On a unix command line, the * will work as a wildcard. -g and -s can also take multiple file names separated by space.

Output

The peak caller will create various output files, some of which are less relevant and only useful for debugging. The two files containing peak information are:

  • (base_name)max_paths.intervalcollection: This file contains the peaks in a JSON format. This file can be read by graph peak caller in a Python script, e.g. by doing:
from graph_peak_caller.peakcollection import PeakCollection
peaks = PeakCollection.from_file('max_paths.intervalcollection', text_file=True)  # text_file=True since this file is not compressed
intervals = peaks.intervals  # This is now a list of all your peaks, represented as intervals in the graph
  • (base_name)sequences.fasta: This is a fasta file containing the sequences of all your peaks (requires a vg graph to be sent to the peak caller).

Often, it is useful to know the approximate position of the peaks on a linear reference genome. Graph Peak Caller has a subcommand for doing that, which requires as input a "linear path" through the graph which it will project the peaks down to. Luckily vg contains path information in (most) graphs, so it it fairly easy to extract the path:

graph_peak_caller find_linear_path -g graph.nobg vg_graph.json ref path.interval

Here ref should be the name of the path in the vg graph. Usually, this is 'ref', but it can also be the name of the chromosome that the graph is representing (which it will be if you have whole genome graphs). A linear path will be written to path.interval, and we can use that to project the peaks:

graph_peak_caller peaks_to_linear max_paths.intervalcollection path.interval chromosome linear_peaks.bed

Change chromosome to the chromosome that you want to be used when writing the bed file.
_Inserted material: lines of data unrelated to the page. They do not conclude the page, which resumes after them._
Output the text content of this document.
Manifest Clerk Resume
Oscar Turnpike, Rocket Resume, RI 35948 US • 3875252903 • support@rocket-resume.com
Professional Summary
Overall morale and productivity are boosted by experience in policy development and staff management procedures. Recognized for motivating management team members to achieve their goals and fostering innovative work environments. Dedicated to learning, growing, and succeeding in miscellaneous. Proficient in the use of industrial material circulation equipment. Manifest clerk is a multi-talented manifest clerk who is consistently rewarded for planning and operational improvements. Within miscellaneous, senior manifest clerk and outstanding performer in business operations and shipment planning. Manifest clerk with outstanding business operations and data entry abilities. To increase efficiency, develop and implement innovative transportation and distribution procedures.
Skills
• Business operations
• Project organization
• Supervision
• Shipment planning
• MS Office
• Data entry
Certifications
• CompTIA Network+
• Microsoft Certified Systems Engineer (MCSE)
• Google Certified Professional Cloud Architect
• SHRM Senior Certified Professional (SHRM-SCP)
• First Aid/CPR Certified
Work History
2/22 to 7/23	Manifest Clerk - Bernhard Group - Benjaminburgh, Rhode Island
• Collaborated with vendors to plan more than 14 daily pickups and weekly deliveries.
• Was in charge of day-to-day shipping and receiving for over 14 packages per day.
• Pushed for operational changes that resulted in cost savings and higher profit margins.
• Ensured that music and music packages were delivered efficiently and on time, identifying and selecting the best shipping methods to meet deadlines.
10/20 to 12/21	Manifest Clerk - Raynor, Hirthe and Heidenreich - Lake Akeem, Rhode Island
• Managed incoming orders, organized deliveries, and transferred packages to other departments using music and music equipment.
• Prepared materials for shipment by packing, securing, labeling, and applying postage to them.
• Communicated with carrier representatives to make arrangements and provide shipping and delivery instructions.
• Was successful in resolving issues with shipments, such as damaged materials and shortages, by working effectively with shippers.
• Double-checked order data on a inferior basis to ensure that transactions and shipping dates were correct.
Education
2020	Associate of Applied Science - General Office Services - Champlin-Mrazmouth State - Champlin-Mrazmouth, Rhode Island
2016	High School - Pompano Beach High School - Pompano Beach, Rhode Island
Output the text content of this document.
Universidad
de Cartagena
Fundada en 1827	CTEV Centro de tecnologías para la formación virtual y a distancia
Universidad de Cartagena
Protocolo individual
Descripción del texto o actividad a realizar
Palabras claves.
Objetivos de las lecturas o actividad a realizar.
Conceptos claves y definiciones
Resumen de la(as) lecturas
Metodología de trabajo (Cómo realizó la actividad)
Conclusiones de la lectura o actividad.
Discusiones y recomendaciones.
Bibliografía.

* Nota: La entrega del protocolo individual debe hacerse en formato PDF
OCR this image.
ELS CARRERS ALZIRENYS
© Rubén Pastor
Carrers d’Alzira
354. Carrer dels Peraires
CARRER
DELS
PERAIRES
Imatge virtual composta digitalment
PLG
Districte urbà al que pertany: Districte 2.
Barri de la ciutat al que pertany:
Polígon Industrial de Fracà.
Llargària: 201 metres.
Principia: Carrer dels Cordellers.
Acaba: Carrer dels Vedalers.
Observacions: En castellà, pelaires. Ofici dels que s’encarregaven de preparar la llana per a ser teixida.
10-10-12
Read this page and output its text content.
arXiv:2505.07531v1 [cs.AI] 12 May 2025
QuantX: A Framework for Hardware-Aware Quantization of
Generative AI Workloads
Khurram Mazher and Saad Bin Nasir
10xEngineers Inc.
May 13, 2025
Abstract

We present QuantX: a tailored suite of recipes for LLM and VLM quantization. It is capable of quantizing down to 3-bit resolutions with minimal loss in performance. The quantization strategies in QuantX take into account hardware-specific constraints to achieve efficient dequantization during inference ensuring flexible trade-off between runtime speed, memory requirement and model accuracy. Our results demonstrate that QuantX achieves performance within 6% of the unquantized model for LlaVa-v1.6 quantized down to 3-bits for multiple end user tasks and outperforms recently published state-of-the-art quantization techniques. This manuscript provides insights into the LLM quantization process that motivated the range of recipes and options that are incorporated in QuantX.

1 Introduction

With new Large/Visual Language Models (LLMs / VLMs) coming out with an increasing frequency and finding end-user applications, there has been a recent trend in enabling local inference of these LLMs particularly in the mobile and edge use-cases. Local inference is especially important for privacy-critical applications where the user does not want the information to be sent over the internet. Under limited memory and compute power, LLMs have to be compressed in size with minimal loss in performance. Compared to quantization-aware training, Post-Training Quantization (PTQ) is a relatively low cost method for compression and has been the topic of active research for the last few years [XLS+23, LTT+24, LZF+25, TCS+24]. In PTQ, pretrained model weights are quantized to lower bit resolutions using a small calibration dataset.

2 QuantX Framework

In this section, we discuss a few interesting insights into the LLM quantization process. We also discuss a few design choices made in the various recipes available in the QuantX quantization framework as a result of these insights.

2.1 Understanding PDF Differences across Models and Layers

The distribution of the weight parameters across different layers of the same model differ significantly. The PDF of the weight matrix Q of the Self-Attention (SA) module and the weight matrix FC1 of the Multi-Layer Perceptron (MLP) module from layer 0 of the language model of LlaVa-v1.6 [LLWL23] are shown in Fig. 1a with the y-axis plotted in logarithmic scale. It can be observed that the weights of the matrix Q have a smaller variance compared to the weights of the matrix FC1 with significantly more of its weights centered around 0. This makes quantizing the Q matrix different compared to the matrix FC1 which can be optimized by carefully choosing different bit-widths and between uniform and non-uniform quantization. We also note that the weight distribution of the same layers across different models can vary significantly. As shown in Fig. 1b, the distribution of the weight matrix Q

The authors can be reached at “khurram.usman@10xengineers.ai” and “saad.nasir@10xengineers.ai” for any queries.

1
Note that the position in the bed files will be the offset on the linear path. If you graph is only representing a part of a chromosome, e.g. the MHC region, they will be the offset from the beginning of MHC, and you might want to correct for that if using the bed file in further analysis.

Advanced usage

If you want to do Peak Calling on a whole-genome reference, vg will typically produce one graph for each chromosome, and it is best to divide the peak calling into one process for each chromosome. You can simply do that by sending multiple graphs and input files to the callpeaks command, but if you are running on huge data, it will be faster to start one callpeaks process for each chromosome and run these in parallel. An important thing to keep in mind then, is that each process should only run until p-values have been computed before continuing, since q-values needs to be computed from all p-values. Check out this guide for a detailed explanation on how that can be done.

Reproducing the results from the Graph Peak Caller manuscript.

Follow this guide in order to run the ChIP-seq experiments presented in the manuscript.

Development

Graph Peak Caller is an open source project, and we warmly welcome contributions. Simply clone this repository to get started. We have a policy (for now) that Graph Peak Caller should use the same principles that Macs2 use and produce results similar to Macs2. This helps us validate the corectness of our graph-based approach and lets us focus on how "linear" principles of peak-calling can be generalized to graphs rather than spending time on inventing new peak calling principles.

Validation and testing

Benchmarking is run every night on Jenkins for several transcription factors using a Human 1000 genomes graph and a SNP+Indels graph for Drosophila Melanogaster. The latest test report should be available at this page.

When developing locally, run pytest from the project root directory of the project. Also, run ./run_mhc_benchmarking.sh from the tests/mhc_test_data/ directory (requires Fimo to be available in your path) and ./run.sh from the tests/chr22_integration_test directory to ensure that the Peak Caller is giving good results. The first is also run automatically on Travis at every push.